The former town of Thurman, probably has one of the saddest stories of any ghost town ever. Situated on the High Plains of East Central Colorado, Thurman was a growing city. During the early 1900’s, the population was approaching 600 people, There were banks, stores, shops, blacksmiths, small factory, movie house and all the conveniences of a thriving settlers prairie town. Thurman was surrounded by great farmland and the homesteaders had staked out their future.
Spring had brought high hopes, the rain was plentiful and crops were in the ground and growing. That afternoon, the thunderheads boiled up and with it came the funnels. A tornado ripped across the land, in its patch was a farmhouse that would soon be scraps of wood and piles of rubble. Seeing the damage, neighbors gathered up their families and took their wives and children to another neighbor’s house. The men struck out to help the neighbor that had been hit by the funnel. Hustling across the prairie to the tornado damage, the men paused, a loud roar was behind them. Looking back over their shoulder, they saw a huge funnel dropping out of the clouds. Right in its path was the house where they had left their wives and children.
In disbelief the men watched as the twister reached the home, picking it up, shredding it to pieces. No more was there a building standing there. Flat land now covered with debris and their families.
Soon the wheat market would crash after WWI, then the market crash bringing the great depression followed by the Dust Bowl. Soon the prosperous town of Thurman was in decline. Many people had lost their families and then their hope. Over there were greener looking pastures to move to. In a short time, what had been one of Eastern Colorado’s largest towns had dwindled into a Skelton. The store, gas station and Post Office lasted into the 50’s. The drought was the death knell for Thurman as it was for many of the other plains towns. Dreams were gone, hopes were dashed and a new page had to be started some other place. There are a few descendents in the area that survived all the catastrophe.

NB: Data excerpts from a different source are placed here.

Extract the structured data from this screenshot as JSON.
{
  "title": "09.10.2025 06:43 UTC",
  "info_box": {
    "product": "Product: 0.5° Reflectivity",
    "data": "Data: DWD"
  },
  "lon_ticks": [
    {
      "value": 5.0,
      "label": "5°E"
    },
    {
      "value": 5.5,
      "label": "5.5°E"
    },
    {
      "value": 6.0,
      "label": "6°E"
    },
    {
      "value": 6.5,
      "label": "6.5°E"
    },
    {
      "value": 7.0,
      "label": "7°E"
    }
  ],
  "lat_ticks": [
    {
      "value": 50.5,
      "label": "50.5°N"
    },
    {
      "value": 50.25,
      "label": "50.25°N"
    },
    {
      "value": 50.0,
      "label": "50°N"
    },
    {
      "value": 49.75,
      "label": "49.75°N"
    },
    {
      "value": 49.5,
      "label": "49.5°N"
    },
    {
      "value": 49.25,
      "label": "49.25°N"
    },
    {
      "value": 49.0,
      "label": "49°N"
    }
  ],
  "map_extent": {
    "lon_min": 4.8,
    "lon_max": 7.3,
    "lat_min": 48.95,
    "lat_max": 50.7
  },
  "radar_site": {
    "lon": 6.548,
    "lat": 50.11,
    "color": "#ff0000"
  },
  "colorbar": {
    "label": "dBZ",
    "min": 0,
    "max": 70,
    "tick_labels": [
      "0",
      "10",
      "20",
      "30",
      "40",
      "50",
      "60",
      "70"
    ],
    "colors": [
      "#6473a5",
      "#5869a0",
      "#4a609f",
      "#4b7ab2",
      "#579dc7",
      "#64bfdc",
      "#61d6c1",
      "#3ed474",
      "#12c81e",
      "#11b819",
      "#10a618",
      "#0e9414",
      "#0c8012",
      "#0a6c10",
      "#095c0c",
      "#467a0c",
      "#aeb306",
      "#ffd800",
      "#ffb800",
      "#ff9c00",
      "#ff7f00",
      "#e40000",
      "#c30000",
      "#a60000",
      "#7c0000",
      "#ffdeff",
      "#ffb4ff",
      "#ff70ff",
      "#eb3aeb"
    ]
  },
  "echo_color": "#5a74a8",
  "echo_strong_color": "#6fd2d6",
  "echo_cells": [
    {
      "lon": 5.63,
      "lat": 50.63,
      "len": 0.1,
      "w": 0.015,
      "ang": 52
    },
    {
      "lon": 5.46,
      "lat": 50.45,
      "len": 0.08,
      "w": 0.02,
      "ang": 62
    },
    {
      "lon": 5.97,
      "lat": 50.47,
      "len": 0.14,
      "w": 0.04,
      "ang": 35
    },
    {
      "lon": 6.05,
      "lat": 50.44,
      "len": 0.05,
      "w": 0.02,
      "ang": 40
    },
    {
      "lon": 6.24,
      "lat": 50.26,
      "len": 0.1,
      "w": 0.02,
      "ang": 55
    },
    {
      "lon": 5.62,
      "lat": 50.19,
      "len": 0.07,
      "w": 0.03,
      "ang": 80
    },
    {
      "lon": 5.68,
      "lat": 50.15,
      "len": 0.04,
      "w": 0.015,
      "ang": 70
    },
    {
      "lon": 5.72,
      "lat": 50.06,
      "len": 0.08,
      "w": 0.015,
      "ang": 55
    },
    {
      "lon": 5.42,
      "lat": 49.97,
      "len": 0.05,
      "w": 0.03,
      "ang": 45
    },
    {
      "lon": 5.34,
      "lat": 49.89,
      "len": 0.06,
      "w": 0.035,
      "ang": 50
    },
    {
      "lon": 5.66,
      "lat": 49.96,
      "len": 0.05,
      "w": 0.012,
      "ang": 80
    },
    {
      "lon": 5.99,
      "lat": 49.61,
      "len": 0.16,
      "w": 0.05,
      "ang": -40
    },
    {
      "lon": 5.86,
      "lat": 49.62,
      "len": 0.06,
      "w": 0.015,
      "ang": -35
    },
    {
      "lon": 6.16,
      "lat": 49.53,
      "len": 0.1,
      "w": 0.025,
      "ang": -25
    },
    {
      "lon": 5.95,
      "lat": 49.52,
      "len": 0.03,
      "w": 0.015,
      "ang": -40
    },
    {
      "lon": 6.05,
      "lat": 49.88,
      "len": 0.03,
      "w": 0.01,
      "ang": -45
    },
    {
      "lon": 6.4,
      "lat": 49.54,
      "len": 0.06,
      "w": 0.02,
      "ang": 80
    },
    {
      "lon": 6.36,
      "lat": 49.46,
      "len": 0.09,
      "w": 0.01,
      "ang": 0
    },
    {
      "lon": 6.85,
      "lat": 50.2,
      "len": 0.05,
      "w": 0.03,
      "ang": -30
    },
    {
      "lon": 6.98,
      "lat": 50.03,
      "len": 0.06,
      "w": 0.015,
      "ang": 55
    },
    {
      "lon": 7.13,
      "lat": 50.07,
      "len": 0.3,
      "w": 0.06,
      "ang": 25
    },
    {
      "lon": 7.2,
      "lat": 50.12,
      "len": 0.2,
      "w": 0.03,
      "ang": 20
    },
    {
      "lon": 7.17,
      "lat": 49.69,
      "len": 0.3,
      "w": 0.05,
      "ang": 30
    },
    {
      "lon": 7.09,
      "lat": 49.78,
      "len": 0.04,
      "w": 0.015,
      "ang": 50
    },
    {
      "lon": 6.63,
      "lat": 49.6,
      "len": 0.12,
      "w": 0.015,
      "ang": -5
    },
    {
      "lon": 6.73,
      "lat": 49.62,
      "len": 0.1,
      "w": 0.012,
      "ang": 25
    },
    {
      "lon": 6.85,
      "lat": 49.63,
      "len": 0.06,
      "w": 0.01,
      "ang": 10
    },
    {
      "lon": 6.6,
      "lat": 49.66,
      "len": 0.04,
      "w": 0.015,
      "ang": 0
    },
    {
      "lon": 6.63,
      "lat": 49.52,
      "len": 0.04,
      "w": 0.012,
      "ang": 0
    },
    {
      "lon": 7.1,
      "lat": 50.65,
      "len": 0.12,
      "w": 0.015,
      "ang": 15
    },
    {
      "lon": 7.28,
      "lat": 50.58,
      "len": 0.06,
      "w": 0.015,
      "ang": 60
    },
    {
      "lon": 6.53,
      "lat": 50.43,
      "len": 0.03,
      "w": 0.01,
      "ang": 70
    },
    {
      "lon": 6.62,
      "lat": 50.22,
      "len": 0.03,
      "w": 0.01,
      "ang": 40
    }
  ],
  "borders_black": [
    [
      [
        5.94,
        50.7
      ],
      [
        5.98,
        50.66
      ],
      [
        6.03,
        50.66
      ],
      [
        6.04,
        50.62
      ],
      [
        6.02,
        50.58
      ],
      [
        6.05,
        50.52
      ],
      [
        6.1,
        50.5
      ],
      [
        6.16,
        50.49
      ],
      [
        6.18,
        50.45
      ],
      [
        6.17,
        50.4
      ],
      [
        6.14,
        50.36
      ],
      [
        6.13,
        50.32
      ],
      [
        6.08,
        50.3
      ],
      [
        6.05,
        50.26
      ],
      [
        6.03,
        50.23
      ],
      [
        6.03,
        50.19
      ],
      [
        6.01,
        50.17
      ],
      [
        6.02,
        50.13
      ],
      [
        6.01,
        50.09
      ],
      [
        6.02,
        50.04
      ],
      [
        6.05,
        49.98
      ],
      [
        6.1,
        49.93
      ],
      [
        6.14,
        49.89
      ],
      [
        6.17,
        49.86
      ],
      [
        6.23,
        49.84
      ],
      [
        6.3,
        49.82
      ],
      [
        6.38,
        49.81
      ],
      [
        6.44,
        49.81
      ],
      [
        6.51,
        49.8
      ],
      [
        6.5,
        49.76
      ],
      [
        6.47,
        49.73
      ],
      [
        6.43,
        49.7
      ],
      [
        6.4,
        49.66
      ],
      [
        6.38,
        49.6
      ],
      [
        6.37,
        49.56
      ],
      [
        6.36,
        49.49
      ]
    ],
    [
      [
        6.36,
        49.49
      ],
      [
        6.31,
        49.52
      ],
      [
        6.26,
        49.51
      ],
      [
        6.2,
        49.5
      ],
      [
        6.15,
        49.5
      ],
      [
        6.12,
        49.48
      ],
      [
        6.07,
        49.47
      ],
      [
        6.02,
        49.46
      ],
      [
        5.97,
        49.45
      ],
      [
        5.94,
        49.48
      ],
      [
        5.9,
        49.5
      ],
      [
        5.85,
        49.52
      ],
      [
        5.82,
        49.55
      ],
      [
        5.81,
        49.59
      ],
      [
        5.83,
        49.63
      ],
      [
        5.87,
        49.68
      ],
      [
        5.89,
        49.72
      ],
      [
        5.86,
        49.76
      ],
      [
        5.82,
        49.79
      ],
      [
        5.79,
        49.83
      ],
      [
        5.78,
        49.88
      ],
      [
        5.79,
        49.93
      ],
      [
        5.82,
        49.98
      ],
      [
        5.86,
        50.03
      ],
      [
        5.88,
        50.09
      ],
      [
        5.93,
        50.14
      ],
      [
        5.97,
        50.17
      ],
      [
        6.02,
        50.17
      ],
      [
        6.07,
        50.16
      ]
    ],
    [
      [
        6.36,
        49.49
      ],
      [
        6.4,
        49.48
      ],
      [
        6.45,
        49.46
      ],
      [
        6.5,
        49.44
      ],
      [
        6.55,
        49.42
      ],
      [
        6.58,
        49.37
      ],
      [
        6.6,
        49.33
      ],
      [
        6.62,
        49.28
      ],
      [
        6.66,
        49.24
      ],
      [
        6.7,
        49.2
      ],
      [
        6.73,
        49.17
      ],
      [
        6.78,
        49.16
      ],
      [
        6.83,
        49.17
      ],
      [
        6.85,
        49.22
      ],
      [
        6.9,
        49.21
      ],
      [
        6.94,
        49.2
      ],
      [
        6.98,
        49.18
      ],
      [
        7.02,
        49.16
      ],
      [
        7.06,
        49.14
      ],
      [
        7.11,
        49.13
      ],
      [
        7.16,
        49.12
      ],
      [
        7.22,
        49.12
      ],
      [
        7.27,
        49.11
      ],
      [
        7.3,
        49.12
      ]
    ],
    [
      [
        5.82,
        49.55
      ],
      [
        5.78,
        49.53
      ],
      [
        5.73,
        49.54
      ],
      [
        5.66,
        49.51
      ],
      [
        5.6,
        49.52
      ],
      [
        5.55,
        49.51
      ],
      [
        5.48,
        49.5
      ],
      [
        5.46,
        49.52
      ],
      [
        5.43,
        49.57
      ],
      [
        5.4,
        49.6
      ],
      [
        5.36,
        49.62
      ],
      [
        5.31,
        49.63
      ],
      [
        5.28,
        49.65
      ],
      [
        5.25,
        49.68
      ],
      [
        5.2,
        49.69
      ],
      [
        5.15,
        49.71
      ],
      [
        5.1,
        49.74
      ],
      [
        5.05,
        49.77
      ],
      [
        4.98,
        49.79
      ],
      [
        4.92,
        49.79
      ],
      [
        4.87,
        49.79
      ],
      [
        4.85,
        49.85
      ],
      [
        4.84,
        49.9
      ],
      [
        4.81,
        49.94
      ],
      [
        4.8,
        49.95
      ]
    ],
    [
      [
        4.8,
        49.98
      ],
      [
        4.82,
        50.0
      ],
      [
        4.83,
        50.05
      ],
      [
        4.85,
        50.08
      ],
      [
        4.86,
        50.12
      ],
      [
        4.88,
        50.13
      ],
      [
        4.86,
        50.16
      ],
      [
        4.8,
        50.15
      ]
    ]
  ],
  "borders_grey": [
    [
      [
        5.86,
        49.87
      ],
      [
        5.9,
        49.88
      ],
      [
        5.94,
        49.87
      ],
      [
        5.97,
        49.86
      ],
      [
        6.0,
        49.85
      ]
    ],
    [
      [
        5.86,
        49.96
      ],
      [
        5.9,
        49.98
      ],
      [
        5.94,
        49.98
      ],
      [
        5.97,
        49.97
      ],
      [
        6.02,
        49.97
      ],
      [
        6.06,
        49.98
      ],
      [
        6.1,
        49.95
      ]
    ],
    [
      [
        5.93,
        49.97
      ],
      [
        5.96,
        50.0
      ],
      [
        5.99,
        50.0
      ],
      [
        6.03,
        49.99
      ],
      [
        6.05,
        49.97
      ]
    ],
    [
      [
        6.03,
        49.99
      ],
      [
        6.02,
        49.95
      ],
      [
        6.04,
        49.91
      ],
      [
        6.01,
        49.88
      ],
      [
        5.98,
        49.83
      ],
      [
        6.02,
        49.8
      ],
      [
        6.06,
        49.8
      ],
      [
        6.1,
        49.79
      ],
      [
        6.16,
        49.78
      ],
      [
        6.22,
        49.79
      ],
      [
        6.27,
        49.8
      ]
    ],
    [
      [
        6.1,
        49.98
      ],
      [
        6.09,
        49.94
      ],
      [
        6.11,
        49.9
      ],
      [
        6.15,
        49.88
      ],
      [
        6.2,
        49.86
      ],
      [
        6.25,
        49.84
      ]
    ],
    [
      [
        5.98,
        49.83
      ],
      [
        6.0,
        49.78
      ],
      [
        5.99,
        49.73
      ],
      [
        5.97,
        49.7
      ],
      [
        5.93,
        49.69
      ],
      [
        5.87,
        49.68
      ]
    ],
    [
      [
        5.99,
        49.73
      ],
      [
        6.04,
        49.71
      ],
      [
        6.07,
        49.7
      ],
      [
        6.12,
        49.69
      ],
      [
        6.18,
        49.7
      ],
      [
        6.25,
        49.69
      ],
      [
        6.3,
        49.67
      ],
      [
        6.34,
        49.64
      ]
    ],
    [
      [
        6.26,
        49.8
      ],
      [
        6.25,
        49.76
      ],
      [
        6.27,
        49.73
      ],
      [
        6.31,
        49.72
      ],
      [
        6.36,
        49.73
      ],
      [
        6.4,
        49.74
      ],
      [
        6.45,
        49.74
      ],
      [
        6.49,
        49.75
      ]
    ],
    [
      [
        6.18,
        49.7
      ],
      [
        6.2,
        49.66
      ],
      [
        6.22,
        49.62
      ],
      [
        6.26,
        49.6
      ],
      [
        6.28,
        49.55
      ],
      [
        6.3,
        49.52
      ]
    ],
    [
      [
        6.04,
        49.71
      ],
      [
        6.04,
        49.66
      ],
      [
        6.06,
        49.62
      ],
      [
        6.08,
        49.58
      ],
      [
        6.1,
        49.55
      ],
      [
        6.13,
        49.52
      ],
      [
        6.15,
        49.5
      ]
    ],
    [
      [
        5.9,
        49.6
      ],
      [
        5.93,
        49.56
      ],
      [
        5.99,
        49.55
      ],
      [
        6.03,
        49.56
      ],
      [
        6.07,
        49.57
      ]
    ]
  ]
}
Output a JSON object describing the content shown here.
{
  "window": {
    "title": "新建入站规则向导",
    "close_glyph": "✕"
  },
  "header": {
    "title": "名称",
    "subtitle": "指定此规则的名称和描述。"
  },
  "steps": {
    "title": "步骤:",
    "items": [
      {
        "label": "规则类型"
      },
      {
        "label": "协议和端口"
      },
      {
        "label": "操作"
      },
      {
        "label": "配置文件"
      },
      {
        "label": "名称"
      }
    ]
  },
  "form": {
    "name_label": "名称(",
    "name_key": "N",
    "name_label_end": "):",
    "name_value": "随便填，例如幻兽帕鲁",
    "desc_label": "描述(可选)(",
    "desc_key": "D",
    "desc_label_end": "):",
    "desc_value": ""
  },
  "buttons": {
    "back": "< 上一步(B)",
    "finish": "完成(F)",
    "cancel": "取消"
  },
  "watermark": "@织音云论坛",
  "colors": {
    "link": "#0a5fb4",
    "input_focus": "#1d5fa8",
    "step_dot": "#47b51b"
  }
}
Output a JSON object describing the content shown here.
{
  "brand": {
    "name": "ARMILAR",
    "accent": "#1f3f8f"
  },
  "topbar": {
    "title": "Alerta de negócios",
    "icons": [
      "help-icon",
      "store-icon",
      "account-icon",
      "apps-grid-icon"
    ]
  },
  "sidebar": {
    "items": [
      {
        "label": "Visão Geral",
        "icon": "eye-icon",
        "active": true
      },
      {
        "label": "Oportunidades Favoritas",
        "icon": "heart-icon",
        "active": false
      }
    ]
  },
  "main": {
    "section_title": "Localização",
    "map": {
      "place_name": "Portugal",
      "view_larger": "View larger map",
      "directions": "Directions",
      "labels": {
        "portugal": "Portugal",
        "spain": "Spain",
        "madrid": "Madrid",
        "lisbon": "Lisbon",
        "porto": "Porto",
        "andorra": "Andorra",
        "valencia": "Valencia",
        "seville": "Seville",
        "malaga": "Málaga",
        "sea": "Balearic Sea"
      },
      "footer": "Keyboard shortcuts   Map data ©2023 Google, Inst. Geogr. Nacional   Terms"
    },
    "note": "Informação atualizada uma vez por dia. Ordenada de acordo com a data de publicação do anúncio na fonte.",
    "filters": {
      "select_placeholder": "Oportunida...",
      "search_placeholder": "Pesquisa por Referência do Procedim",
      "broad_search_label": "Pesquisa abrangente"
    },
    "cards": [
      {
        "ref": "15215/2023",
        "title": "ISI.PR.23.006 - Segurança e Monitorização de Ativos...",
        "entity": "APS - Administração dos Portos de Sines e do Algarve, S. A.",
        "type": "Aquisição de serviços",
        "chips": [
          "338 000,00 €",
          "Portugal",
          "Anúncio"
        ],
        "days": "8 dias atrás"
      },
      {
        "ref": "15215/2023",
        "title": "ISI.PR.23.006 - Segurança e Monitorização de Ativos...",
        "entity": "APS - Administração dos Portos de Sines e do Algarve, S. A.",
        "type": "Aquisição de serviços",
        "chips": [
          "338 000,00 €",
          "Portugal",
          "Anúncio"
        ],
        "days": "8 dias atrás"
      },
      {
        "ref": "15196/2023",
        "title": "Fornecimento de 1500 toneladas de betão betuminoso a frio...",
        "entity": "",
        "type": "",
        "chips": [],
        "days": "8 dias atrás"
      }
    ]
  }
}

Hearing about Thurman and the stories of the tornado, I decided to go looking. I got general directions on where it was and north down the gravel highway I went. Bouncing down the road passing farms and ranches I went. One of the ranches had a huge red barn. Stopping I took a couple of pics of it. On down the road I went and past the Thurman cemetery I went. Oops…. Too far I had driven. Making a U turn I retraced my tracks and just past the red barn I saw some of the buildings and open lots. I had driven past Thurman thinking it was a large ranch complex.
Most of the town was gone, the store was still there and there were some other buildings nearby. I was now looking at vacant land where once almost 600 people had called home. Standing there, the sorrow of the land eased past on the breezes. The lament of other days was a still moan on the land.
At the cemetery were numerous headstones with the same date and how many were unmarked I have no idea. It is a kept graveyard for somebody had recently mowed.
Couple years later I dove that way again, hoping to get some pictures in different light. Again I almost drove past, if it hadn’t been for the big red barn, I would have driven right on through. The few remaining buildings had been razed. Small depressions marking where cellars had been. Otherwise, the buildings of Thurman were gone.
All that’s left to mark Thurman today is the country cemetery north of town and the red barn.